Hay que ser consciente de que una maratón es una carrera larga y muy dura (42 kilómetros y 195 metros) y requiere una ardua preparación, planificación y entrenamiento. La mayoría de expertos señalan que en el caso de un corredor habitual es suficiente prepararse unos cuatro meses antes para una maratón, pero en este caso también influyen diversos factores y hay que individualizar en cada corredor. En caso de deportistas de élite, llegan a realizarse programas específicos de ocho semanas.
En este tipo de carreras, los rodajes deben empezar a una intensidad suave e ir incrementado el ritmo de forma progresiva, las series sólo son recomendables a partir de unos niveles de forma y progresando con moderación. Se requieren semanas de trabajo sistemático para empezar a notar una progresión significativa, hay que realizar un trabajo de base antes de realizar series. El trabajo de fuerza influye en el rendimiento, permite minimizar el riesgo de lesiones y favorece la recuperación muscular. El trabajo de estiramiento es fundamental después de cada entrenamiento.
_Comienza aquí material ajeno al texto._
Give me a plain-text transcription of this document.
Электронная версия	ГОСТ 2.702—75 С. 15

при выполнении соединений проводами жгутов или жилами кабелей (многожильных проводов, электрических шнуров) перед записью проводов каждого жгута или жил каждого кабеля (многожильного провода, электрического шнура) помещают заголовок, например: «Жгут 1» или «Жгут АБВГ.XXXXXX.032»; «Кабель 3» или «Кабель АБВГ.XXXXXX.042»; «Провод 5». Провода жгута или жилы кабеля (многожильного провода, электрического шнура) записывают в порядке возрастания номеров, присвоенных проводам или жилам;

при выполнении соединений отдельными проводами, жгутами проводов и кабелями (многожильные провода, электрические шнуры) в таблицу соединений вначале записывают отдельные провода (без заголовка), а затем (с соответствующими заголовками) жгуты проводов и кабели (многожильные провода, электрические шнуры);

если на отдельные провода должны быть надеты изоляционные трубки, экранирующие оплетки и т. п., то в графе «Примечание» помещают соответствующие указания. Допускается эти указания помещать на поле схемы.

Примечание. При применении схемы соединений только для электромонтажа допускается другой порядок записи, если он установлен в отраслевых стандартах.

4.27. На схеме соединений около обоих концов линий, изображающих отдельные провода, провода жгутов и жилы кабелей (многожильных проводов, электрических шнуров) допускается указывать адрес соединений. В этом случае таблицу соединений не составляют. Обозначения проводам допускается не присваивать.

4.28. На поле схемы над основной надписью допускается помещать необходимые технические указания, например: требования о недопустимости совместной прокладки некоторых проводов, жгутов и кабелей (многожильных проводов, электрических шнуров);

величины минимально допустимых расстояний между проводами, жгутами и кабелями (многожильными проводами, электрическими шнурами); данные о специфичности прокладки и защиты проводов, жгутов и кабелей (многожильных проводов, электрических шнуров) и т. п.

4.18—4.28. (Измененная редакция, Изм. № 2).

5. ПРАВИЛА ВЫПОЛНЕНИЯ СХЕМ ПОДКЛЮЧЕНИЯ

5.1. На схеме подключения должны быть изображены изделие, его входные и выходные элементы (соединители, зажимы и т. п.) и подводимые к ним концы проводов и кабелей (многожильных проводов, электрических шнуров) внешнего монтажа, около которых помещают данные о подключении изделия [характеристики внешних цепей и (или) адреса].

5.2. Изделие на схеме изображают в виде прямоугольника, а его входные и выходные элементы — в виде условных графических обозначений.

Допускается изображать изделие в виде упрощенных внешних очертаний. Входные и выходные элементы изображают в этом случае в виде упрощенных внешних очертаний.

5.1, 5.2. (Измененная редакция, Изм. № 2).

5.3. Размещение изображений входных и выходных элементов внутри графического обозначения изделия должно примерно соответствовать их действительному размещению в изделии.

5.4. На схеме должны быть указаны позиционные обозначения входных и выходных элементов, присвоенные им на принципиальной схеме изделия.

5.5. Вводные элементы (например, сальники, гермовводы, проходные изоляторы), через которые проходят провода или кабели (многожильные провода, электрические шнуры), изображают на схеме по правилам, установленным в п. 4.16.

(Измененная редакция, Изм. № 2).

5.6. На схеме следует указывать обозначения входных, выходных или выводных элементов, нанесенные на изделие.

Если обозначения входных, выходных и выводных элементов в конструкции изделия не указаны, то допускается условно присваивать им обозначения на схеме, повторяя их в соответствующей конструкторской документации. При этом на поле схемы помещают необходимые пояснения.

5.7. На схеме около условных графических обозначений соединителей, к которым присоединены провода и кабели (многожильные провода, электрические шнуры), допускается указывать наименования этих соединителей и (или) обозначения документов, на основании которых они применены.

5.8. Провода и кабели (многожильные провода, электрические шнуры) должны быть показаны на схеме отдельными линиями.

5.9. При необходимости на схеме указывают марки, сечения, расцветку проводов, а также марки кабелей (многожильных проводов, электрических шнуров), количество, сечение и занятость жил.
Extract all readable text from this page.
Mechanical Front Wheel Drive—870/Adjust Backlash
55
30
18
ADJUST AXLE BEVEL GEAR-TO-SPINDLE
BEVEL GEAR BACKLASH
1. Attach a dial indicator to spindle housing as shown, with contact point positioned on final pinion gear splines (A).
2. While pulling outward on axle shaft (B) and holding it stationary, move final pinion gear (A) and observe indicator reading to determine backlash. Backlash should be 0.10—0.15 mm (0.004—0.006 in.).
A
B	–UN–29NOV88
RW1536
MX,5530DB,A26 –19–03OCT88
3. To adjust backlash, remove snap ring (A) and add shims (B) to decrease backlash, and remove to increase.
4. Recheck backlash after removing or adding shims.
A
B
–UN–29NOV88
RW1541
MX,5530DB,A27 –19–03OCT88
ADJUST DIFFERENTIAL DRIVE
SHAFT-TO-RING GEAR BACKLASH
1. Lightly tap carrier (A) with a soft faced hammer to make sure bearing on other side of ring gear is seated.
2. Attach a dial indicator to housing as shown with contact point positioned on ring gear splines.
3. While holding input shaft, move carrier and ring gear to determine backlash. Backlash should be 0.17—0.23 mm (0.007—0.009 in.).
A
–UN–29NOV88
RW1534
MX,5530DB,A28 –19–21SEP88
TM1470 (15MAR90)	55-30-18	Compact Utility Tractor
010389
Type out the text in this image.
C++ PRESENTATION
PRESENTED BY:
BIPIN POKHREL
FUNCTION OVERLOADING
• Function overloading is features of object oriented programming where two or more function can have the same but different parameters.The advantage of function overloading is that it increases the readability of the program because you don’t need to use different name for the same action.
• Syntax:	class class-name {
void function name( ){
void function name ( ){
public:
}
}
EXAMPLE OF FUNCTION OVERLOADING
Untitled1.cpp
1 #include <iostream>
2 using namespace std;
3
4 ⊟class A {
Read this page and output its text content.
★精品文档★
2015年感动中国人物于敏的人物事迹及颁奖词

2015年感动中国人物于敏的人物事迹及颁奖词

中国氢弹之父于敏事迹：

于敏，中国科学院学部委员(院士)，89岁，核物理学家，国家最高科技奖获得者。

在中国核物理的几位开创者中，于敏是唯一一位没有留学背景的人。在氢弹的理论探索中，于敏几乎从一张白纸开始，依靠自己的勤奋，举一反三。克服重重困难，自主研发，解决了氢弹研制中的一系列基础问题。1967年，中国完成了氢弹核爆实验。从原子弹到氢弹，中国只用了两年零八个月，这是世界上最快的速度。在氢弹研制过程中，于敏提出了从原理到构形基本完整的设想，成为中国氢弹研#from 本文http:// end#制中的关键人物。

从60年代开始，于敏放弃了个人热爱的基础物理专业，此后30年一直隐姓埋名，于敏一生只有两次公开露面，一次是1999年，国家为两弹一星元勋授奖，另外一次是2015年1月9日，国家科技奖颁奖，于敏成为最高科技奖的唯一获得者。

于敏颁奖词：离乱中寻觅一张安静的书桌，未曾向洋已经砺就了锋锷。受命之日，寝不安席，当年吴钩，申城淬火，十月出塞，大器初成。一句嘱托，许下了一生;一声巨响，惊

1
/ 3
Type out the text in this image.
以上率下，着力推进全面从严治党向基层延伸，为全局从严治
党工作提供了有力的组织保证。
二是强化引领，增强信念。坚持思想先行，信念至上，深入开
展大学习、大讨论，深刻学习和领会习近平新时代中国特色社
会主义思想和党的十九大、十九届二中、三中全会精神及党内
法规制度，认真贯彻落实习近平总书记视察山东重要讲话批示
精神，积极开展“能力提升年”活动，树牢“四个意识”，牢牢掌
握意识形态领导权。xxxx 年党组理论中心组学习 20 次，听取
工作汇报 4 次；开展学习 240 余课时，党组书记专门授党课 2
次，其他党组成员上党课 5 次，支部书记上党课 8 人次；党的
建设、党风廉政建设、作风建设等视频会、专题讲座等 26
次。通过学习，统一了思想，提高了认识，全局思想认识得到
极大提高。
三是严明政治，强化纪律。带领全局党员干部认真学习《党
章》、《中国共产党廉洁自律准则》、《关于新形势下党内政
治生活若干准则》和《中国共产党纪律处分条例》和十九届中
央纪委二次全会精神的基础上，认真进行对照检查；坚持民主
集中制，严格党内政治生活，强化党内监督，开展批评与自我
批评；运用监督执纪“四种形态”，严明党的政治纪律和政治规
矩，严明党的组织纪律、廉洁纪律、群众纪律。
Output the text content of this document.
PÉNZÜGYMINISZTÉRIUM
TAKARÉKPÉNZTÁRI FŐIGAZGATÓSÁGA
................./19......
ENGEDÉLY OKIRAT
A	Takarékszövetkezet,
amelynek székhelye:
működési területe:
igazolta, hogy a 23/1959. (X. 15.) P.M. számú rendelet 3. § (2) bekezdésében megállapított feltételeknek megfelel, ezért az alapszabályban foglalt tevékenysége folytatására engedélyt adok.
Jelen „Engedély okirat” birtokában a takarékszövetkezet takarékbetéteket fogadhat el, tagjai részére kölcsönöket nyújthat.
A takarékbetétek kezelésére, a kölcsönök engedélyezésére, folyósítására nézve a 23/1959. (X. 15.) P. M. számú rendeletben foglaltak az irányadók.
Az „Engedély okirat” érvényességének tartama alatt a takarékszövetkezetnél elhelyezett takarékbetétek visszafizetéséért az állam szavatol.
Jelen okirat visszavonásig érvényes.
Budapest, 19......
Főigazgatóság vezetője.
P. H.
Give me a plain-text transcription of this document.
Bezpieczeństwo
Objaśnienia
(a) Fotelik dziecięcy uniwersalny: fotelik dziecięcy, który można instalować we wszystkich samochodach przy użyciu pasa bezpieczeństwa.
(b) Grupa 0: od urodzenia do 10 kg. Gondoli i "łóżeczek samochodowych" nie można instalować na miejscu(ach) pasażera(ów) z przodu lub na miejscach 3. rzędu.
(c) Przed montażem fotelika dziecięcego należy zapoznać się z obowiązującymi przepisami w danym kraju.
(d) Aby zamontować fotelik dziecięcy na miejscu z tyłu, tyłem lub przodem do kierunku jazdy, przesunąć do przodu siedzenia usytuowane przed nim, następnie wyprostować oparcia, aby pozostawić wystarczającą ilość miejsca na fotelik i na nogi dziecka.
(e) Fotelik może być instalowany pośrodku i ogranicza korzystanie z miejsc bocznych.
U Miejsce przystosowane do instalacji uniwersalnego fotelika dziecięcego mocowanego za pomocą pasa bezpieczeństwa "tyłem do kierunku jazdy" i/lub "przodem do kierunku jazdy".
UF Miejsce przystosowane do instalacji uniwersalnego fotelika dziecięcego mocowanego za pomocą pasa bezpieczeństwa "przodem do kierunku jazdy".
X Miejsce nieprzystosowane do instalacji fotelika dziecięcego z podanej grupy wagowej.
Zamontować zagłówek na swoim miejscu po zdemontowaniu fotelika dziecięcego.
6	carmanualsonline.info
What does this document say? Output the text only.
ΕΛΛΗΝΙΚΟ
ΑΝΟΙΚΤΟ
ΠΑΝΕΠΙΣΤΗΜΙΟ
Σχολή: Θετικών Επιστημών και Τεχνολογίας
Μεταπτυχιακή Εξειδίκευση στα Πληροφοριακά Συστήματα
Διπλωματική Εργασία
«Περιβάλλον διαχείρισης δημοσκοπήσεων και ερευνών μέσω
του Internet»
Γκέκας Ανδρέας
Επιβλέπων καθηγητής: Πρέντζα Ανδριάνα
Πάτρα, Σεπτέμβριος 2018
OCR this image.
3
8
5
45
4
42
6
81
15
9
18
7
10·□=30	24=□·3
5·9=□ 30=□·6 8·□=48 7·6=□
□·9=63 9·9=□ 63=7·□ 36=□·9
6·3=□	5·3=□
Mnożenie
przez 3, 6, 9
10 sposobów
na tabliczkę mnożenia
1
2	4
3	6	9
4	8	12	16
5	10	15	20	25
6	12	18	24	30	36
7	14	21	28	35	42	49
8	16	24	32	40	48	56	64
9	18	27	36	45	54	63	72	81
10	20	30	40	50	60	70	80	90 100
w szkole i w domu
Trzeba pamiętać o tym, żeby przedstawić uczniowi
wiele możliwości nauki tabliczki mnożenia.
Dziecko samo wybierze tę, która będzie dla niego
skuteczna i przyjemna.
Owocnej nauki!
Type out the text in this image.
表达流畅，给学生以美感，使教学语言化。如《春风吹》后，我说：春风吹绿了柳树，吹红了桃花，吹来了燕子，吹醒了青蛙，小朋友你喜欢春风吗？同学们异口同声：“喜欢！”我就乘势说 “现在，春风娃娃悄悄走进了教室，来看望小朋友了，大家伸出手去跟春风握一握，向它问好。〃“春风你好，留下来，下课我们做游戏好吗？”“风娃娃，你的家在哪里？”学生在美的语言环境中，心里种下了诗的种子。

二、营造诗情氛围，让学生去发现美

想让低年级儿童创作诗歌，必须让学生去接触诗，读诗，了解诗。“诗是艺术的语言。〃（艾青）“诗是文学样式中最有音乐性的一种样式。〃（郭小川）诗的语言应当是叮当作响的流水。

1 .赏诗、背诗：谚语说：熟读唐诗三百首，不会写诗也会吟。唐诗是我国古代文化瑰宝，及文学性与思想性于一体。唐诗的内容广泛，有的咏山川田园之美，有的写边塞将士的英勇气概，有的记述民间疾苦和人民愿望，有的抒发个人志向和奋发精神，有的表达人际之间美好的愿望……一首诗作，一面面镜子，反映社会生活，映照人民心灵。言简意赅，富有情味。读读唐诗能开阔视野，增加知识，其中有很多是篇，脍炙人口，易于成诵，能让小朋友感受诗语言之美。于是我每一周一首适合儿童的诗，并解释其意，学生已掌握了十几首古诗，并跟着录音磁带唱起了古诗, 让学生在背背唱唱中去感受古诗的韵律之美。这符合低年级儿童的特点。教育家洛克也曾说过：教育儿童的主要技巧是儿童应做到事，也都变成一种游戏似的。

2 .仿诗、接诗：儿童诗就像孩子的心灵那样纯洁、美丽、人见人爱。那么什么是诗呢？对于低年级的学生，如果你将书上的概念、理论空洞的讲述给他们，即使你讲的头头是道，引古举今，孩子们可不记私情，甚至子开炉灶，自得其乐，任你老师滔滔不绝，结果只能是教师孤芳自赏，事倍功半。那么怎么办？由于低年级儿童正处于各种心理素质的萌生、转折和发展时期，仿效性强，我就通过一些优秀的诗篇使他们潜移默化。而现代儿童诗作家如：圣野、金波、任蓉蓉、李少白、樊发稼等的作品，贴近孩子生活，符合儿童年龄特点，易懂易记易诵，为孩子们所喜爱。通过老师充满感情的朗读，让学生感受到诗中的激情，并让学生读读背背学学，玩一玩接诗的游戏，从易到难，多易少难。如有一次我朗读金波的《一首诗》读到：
Tras la valoración médica, el asesoramiento y seguimiento por una persona cualificada es de gran utilidad para los neófitos en la materia. Y por último, es importante utilizar unas zapatillas adecuadas para correr. «Un análisis de la pisada puede ayudarnos a conocer las necesidades específicas de cada uno en base a si es pronador, neutro o supinador, entre otras variables. Asimismo, hay que tener en cuenta que las zapatillas no deben quedar muy justas ni holgadas, ya que pueden producirse problemas ungueales, rozaduras o flictenas, entre otras afecciones. La suela debe ser adecuada al tipo de superficie por la que se va a correr; cuando se desgasten las zapatillas deben ser reemplazadas, ya que para que cumplan con su función tienen que estar en condiciones adecuadas», concluye la especialista en Medicina Física y Rehabilitación de HPS.